Jesus continually spoke up for the misused, abused, and persecuted ones in his midst—he had to suffer as a result of his boldness, his truth-telling and we can expect no less.  Suffering will be a part of our lives as Christians if we are walking in Jesus’ footsteps and of all the ways we can suffer in this life, it is hardest when we are called to suffer for having done nothing wrong—as was the case with Jesus, but for  having done the right thing.  But we must always remember and never forget that Jesus has shown us the way,

It is Jesus’ spirit that rings through the examples in my life this week—you can add your own.  Jesus will draw us close and call us to be more through all that comes into our existence. We can either live out the Scriptures, following in Jesus’ footsteps or we can let the selfishness of healthcare for some, but not for all continue.  We can continue to take the easy answer of executing people rather than doing the hard work of rehabilitating them.  We can proclaim our Christianity with bumper stickers, or with deeds—the choice is ours.

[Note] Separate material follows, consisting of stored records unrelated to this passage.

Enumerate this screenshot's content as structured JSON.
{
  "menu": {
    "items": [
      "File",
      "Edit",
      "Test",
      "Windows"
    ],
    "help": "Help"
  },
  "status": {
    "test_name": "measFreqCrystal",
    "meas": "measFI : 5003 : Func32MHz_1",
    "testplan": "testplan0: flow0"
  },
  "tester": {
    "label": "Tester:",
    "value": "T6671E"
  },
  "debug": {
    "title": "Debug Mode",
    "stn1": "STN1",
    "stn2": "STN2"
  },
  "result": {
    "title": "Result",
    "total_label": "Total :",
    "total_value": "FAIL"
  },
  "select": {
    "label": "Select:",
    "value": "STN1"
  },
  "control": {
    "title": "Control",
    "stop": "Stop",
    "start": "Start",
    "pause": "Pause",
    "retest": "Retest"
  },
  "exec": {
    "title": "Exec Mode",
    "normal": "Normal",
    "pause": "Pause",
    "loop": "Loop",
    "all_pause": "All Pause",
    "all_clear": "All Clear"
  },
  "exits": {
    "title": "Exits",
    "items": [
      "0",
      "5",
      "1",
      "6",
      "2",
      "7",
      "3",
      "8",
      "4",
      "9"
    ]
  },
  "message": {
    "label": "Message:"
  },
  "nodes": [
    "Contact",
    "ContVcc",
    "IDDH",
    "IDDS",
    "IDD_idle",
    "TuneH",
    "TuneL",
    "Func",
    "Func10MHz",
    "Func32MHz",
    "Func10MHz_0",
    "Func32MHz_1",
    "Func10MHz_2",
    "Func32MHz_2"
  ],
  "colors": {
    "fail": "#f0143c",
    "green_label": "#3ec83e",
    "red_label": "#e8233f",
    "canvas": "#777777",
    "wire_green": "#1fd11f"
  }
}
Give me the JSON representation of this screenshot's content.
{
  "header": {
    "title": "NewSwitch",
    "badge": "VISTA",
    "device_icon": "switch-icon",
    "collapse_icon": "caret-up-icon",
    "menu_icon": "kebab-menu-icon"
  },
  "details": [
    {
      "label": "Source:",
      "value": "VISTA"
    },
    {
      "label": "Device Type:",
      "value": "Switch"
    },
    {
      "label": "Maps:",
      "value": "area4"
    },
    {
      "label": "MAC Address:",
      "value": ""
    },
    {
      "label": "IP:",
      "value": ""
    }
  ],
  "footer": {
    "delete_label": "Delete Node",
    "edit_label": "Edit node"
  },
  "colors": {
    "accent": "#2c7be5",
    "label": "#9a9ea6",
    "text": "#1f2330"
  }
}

Each of us friends is called to do our part—to live a life of service—a life that speaks truth no matter what—a life that will not allow one more person to be abused, put down, thought less of.  We need to let love rule the day—not power, not anger, nor hatred.  Let love be our guide.  Jesus showed us this and what better way to praise and honor him, in this Easter Season then to live likewise. Let us begin to see each other as God sees us and loves us.